Einfach ist es für die, die sich daran gewöhnt haben, Gelder zu erhalten. Die Anträge stellen, Verwendungsnachweise abgeben, sich mit Zahlen und Kontoauszügen befassen, Papierberge abarbeiten, Nähe zur Politik herstellen und deren Maßnahmen einhalten. Die Verständnisfragen zu Verordnungen stellen, den richtigen Zeitpunkt nutzen, um künstlerisch aktiv zu sein, aber natürlich nur dann, wenn es erlaubt war. Die Themen aufgreifen, die erlaubt sind. Die das System stabilisieren beim „solidarischen" Mitmachspiel des Regel-Wirrwarrs. Die Kultur innerhalb der geltenden Verordnungen machten, so wie es gewünscht war. Um die Uhrzeit, in der es erlaubt war. Sprechen, wenn es erlaubt war. Schweigen, wenn es verordnet wurde. Anschalten und Abschalten nach Inzidenzkurve. Die institutionell geförderte Kultur hatte bereits vorher ein finanzielles Abhängigkeitsverhältnis und so ist es ihr vermutlich leichter gefallen mitzuspielen beim verlängerten Arm der Politik.
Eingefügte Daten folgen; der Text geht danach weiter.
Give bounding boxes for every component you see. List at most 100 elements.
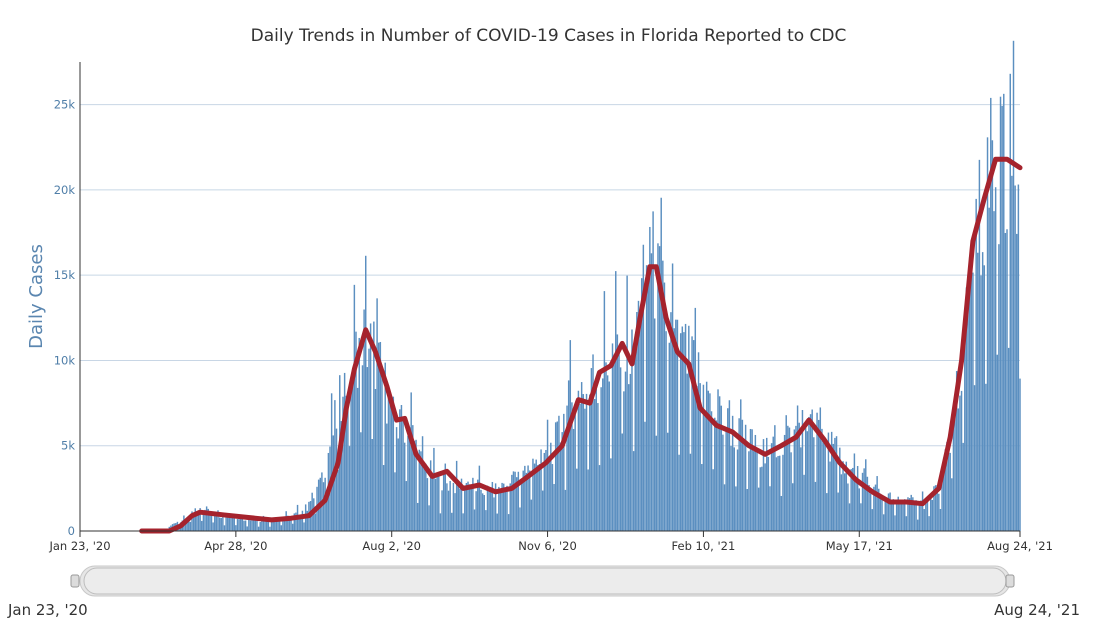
daily-case-bar [553, 484, 555, 531]
daily-case-bar [790, 452, 792, 531]
daily-case-bar [564, 489, 567, 531]
daily-case-bar [340, 421, 343, 531]
daily-case-bar [356, 387, 359, 531]
daily-case-bar [800, 447, 802, 531]
daily-case-bar [968, 257, 971, 531]
daily-case-bar [530, 499, 533, 531]
daily-case-bar [223, 525, 226, 531]
daily-case-bar [900, 502, 903, 531]
daily-case-bar [485, 510, 487, 531]
daily-case-bar [764, 463, 766, 531]
daily-case-bar [597, 403, 599, 531]
daily-case-bar [675, 319, 677, 531]
daily-case-bar [212, 522, 214, 531]
daily-case-bar [639, 327, 641, 531]
daily-case-bar [777, 455, 779, 531]
daily-case-bar [727, 408, 729, 531]
daily-case-bar [509, 483, 511, 531]
daily-case-bar [215, 515, 218, 531]
daily-case-bar [731, 415, 734, 531]
y-axis-title: Daily Cases [26, 244, 47, 349]
navigator-left-handle[interactable] [70, 574, 80, 588]
daily-case-bar [392, 396, 395, 531]
daily-case-bar [416, 502, 419, 531]
daily-case-bar [628, 384, 630, 531]
daily-case-bar [522, 470, 524, 531]
daily-case-bar [848, 503, 851, 531]
daily-case-bar [472, 477, 474, 531]
daily-case-bar [873, 486, 875, 531]
daily-case-bar [964, 316, 966, 531]
daily-case-bar [228, 513, 231, 531]
daily-case-bar [959, 395, 961, 531]
daily-case-bar [796, 405, 799, 531]
daily-case-bar [217, 510, 219, 531]
daily-case-bar [952, 418, 955, 531]
daily-case-bar [957, 408, 960, 531]
x-tick-label: Aug 24, '21 [987, 539, 1053, 553]
daily-case-bar [543, 452, 546, 531]
daily-case-bar [326, 497, 328, 531]
daily-case-bar [913, 501, 916, 531]
daily-case-bar [782, 454, 784, 531]
daily-case-bar [863, 468, 865, 531]
daily-case-bar [577, 390, 580, 531]
daily-case-bar [389, 393, 391, 531]
daily-case-bar [624, 371, 627, 531]
daily-case-bar [977, 252, 979, 531]
daily-case-bar [498, 486, 500, 531]
daily-case-bar [686, 373, 688, 531]
daily-case-bar [955, 371, 958, 531]
daily-case-bar [981, 252, 984, 531]
daily-case-bar [835, 436, 838, 531]
daily-case-bar [551, 464, 554, 531]
daily-case-bar [965, 287, 968, 531]
navigator-selection [83, 567, 1007, 595]
daily-case-bar [738, 418, 740, 531]
daily-case-bar [889, 492, 891, 531]
daily-case-bar [584, 408, 586, 531]
daily-case-bar [342, 396, 344, 531]
daily-case-bar [874, 484, 877, 531]
daily-case-bar [934, 485, 937, 531]
daily-case-bar [438, 472, 440, 531]
daily-case-bar [249, 520, 252, 531]
daily-case-bar [606, 375, 609, 531]
daily-case-bar [191, 511, 193, 531]
daily-case-bar [788, 427, 791, 531]
daily-case-bar [582, 394, 585, 531]
daily-case-bar [238, 519, 240, 531]
daily-case-bar [387, 397, 390, 531]
daily-case-bar [610, 458, 612, 531]
daily-case-bar [251, 517, 253, 531]
daily-case-bar [920, 500, 922, 531]
daily-case-bar [603, 291, 606, 531]
daily-case-bar [365, 255, 367, 531]
daily-case-bar [184, 520, 187, 531]
daily-case-bar [490, 487, 492, 531]
daily-case-bar [839, 447, 841, 531]
daily-case-bar [386, 423, 388, 531]
daily-case-bar [660, 197, 662, 531]
daily-case-bar [994, 187, 997, 531]
daily-case-bar [428, 505, 430, 531]
daily-case-bar [616, 334, 619, 531]
y-tick-label: 5k [61, 439, 75, 453]
daily-case-bar [545, 449, 547, 531]
x-tick-label: Nov 6, '20 [518, 539, 577, 553]
daily-case-bar [619, 367, 622, 531]
navigator-right-handle[interactable] [1005, 574, 1015, 588]
daily-case-bar [423, 465, 425, 531]
range-navigator[interactable] [70, 565, 1015, 597]
daily-case-bar [645, 265, 648, 531]
daily-case-bar [694, 307, 697, 531]
daily-case-bar [602, 378, 604, 531]
daily-case-bar [970, 270, 973, 531]
y-tick-label: 25k [54, 98, 76, 112]
daily-case-bar [683, 332, 685, 531]
daily-case-bar [718, 396, 721, 531]
daily-case-bar [879, 493, 882, 531]
daily-case-bar [766, 437, 768, 531]
daily-case-bar [480, 489, 482, 531]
Und ein freier Geist wie ich, der sich nicht so leicht einfügen kann in unsinnige Regeln? Versuche zu verarbeiten, was die letzten Jahre passiert ist mit uns als Gesellschaft, mit uns Menschen. Was mit meiner künstlerischen Freiheit passiert ist, ob sie auch mir gänzlich abhanden gekommen ist. Davon geflogen durchs Fenster in ein Land, in dem es sich freier arbeiten lässt. Wo dieses Land ist, weiß ich nicht. Aber dieses Land ist es nicht. Auch jetzt nicht, wo wir wieder „dürfen". Denn erstmal müssten wir aufarbeiten, wie es überhaupt soweit kommen konnte. Und wenn es zu keiner Aufarbeitung kommt, wird ein Teil künstlerischer Freiheit gänzlich verloren gehen und durch staatlich verordnete „Kultur" ersetzt. Kultur wird dann eine weitere Worthülse sein. Der Stachel im System verwandelt sich zu einem Almosenempfänger mit einem Trostpflaster der Politik, notdürftig drauf geklebt auf eine Verletzung über die niemand spricht.

Das Publikum wird sich an dem erfreuen, was es kriegen kann. Doch einige von uns Künstler*innen spüren, wenn wir ehrlich zu uns selbst sind, dass etwas Grundlegendes verloren gegangen ist: Unsere Freiheit. Und die ist unbezahlbar.